ハイデッカー卿物語第三幕。スクラップ(帝国)&ビルド(辺境伯領)の巻

すでに前回の二部作を読まれている諸兄には、細かな解説は無意味でしょう。
我々は単なる放浪者に過ぎません。この物語がどこで書かれているか、必死に探し、そしてここに安住の地はあったのだと安堵するのです。
この物語の難しいところは感情移入の拠り所です。
ハイデッカー卿に感情移入すると、この物語世界観との乖離から血も涙もない男になってしまったと嘆く本当の自分を発見できます。
かといって帝国側に感情移入すれば、これは戦記ではなくディザスターパニックです。
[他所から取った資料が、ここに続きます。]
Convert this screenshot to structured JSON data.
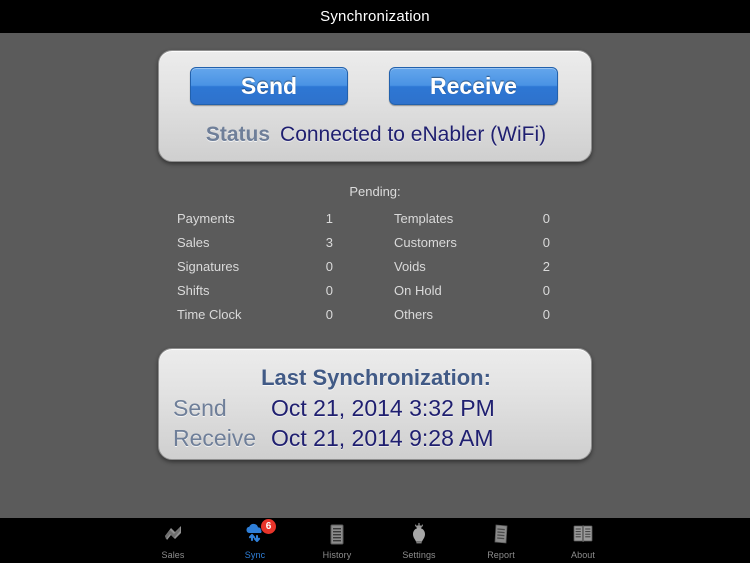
{
  "titlebar": {
    "title": "Synchronization"
  },
  "sync_panel": {
    "send_button": "Send",
    "receive_button": "Receive",
    "status_label": "Status",
    "status_value": "Connected to eNabler (WiFi)"
  },
  "pending": {
    "title": "Pending:",
    "left_column": [
      {
        "label": "Payments",
        "value": "1"
      },
      {
        "label": "Sales",
        "value": "3"
      },
      {
        "label": "Signatures",
        "value": "0"
      },
      {
        "label": "Shifts",
        "value": "0"
      },
      {
        "label": "Time Clock",
        "value": "0"
      }
    ],
    "right_column": [
      {
        "label": "Templates",
        "value": "0"
      },
      {
        "label": "Customers",
        "value": "0"
      },
      {
        "label": "Voids",
        "value": "2"
      },
      {
        "label": "On Hold",
        "value": "0"
      },
      {
        "label": "Others",
        "value": "0"
      }
    ]
  },
  "last_sync": {
    "title": "Last Synchronization:",
    "send_label": "Send",
    "send_value": "Oct 21, 2014 3:32 PM",
    "receive_label": "Receive",
    "receive_value": "Oct 21, 2014 9:28 AM"
  },
  "tabbar": {
    "tabs": [
      {
        "label": "Sales",
        "icon": "sales-icon",
        "active": false,
        "badge": ""
      },
      {
        "label": "Sync",
        "icon": "sync-cloud-icon",
        "active": true,
        "badge": "6"
      },
      {
        "label": "History",
        "icon": "history-icon",
        "active": false,
        "badge": ""
      },
      {
        "label": "Settings",
        "icon": "bulb-icon",
        "active": false,
        "badge": ""
      },
      {
        "label": "Report",
        "icon": "report-icon",
        "active": false,
        "badge": ""
      },
      {
        "label": "About",
        "icon": "book-icon",
        "active": false,
        "badge": ""
      }
    ]
  },
  "colors": {
    "background": "#5b5b5b",
    "bar": "#000000",
    "button_blue": "#4a93e4",
    "value_navy": "#1f1f70",
    "label_slate": "#6f7f99",
    "badge_red": "#e8342a",
    "active_tab": "#2f7fd8"
  }
}
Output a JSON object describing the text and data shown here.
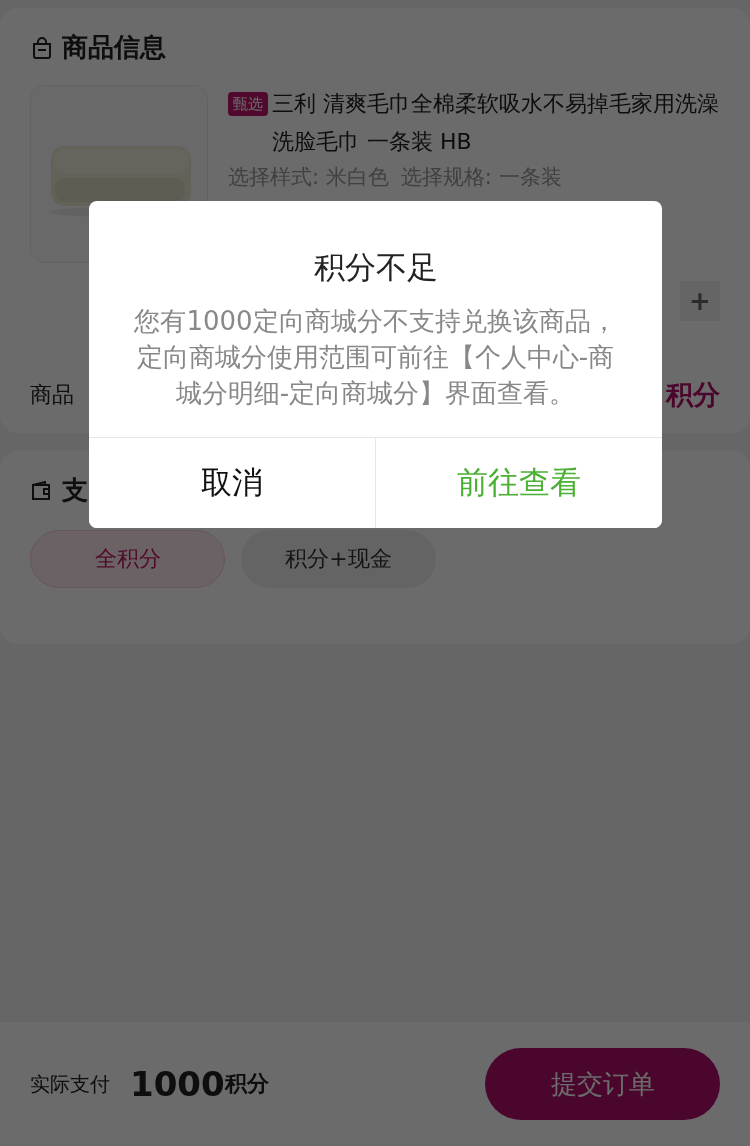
{
  "product_section": {
    "title": "商品信息",
    "product": {
      "tag": "甄选",
      "name": "三利 清爽毛巾全棉柔软吸水不易掉毛家用洗澡洗脸毛巾 一条装 HB",
      "specs": [
        "选择样式: 米白色",
        "选择规格: 一条装"
      ]
    },
    "stepper": {
      "increment": "+"
    },
    "total_row": {
      "label": "商品",
      "value": "积分"
    }
  },
  "payment_section": {
    "title": "支",
    "options": [
      {
        "label": "全积分",
        "selected": true
      },
      {
        "label": "积分+现金",
        "selected": false
      }
    ]
  },
  "bottom_bar": {
    "label": "实际支付",
    "amount": "1000",
    "unit": "积分",
    "submit": "提交订单"
  },
  "dialog": {
    "title": "积分不足",
    "message": "您有1000定向商城分不支持兑换该商品，定向商城分使用范围可前往【个人中心-商城分明细-定向商城分】界面查看。",
    "buttons": [
      {
        "label": "取消",
        "kind": "cancel"
      },
      {
        "label": "前往查看",
        "kind": "confirm"
      }
    ]
  }
}
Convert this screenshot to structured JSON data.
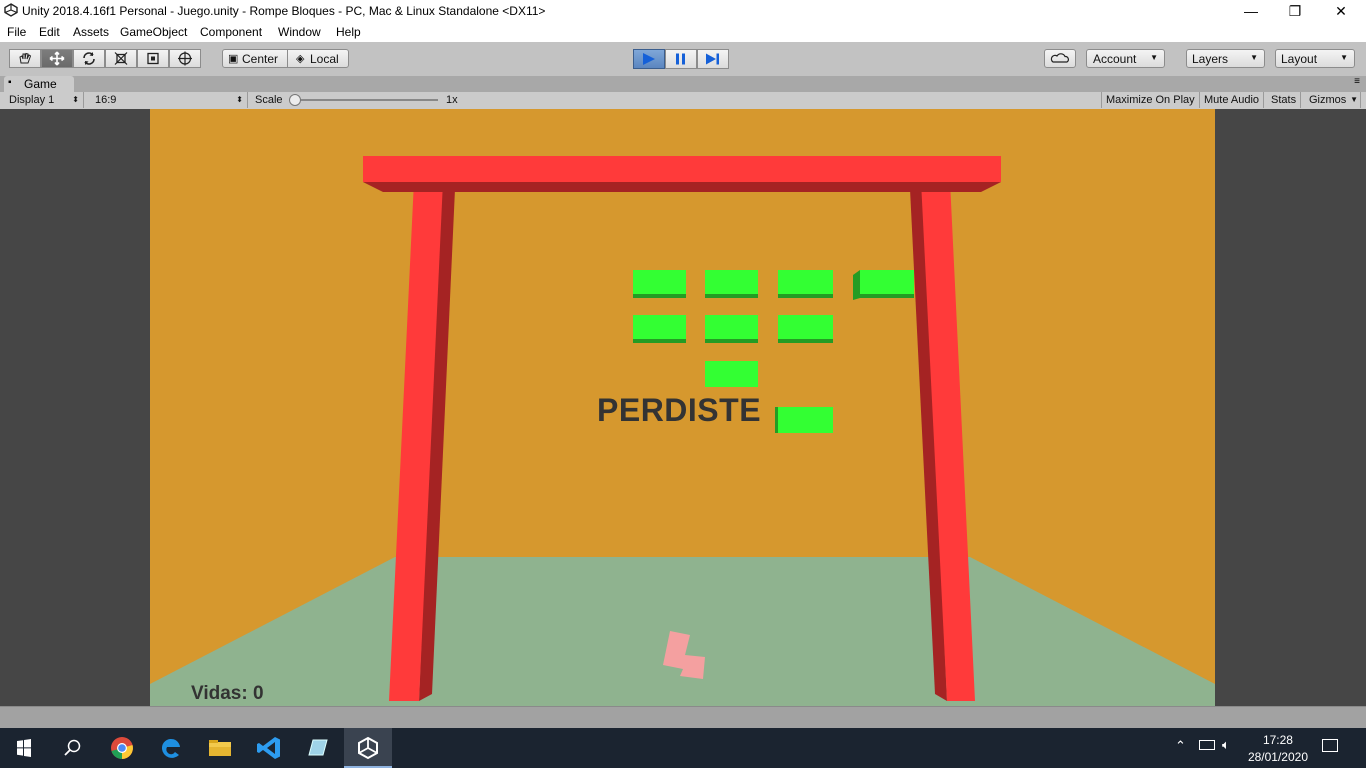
{
  "window": {
    "title": "Unity 2018.4.16f1 Personal - Juego.unity - Rompe Bloques - PC, Mac & Linux Standalone <DX11>",
    "minimize": "—",
    "maximize": "❐",
    "close": "✕"
  },
  "menu": [
    "File",
    "Edit",
    "Assets",
    "GameObject",
    "Component",
    "Window",
    "Help"
  ],
  "toolbar": {
    "tools": [
      "hand-icon",
      "move-icon",
      "rotate-icon",
      "scale-icon",
      "rect-icon",
      "transform-icon"
    ],
    "pivot_label": "Center",
    "space_label": "Local",
    "account_label": "Account",
    "layers_label": "Layers",
    "layout_label": "Layout"
  },
  "game_tab": {
    "tab_label": "Game",
    "display": "Display 1",
    "aspect": "16:9",
    "scale_label": "Scale",
    "scale_value": "1x",
    "maximize_on_play": "Maximize On Play",
    "mute_audio": "Mute Audio",
    "stats": "Stats",
    "gizmos": "Gizmos"
  },
  "game": {
    "message": "PERDISTE",
    "lives_label": "Vidas: 0",
    "colors": {
      "background": "#d6982e",
      "floor": "#8fb38f",
      "frame": "#ff3a3a",
      "frame_shadow": "#a52323",
      "brick": "#33ff33",
      "brick_shadow": "#249c24",
      "paddle": "#f4a0a0"
    }
  },
  "taskbar": {
    "apps": [
      "windows-start-icon",
      "search-icon",
      "chrome-icon",
      "edge-icon",
      "file-explorer-icon",
      "vscode-icon",
      "notes-icon",
      "unity-icon"
    ],
    "time": "17:28",
    "date": "28/01/2020"
  }
}
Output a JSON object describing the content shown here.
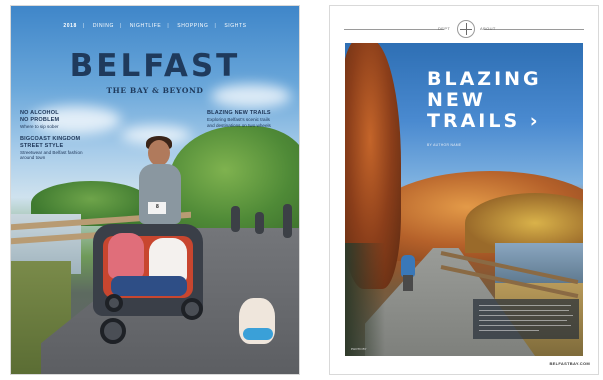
{
  "cover": {
    "nav": [
      "2018",
      "DINING",
      "NIGHTLIFE",
      "SHOPPING",
      "SIGHTS"
    ],
    "title": "BELFAST",
    "subtitle": "THE BAY & BEYOND",
    "stories": [
      {
        "heading": "NO ALCOHOL",
        "heading2": "NO PROBLEM",
        "sub": "Where to sip sober"
      },
      {
        "heading": "BIGCOAST KINGDOM",
        "heading2": "STREET STYLE",
        "sub": "Streetwear and Belfast fashion",
        "sub2": "around town"
      },
      {
        "heading": "BLAZING NEW TRAILS",
        "sub": "Exploring Belfast's scenic trails",
        "sub2": "and destinations on two wheels"
      }
    ],
    "bib_number": "8"
  },
  "spread": {
    "header_left": "DEPT",
    "header_right": "ABOUT",
    "headline_lines": [
      "BLAZING",
      "NEW",
      "TRAILS ›"
    ],
    "byline": "BY AUTHOR NAME",
    "photo_credit": "PHOTO BY",
    "footer": "BELFASTBAY.COM"
  }
}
ハイデッカー卿は単なる敵ではなく災害と同じ立ち位置でしょう。
王国国民として読んでもあるいは同じかもしれません。
辺境伯領の開拓民に感情移入すると、そこに残るのはモヒカンとヒャッハーでしかないかもしれません。
十全に楽しむならば、我々は物語に没入せず、俯瞰者として見下ろす気概を持った方が健全なのではないかと思います。
当初は中世的世界観でしたが、ハイデッカー卿のテコ入れにより、前作から近代戦の雰囲気が強くなり、今作ではむしろ古代のバーバリアンな雰囲気を味わえるのかなと感じています。
今後は悪魔との戦いも気になるところ。
しかとこの物語を見届けましょう。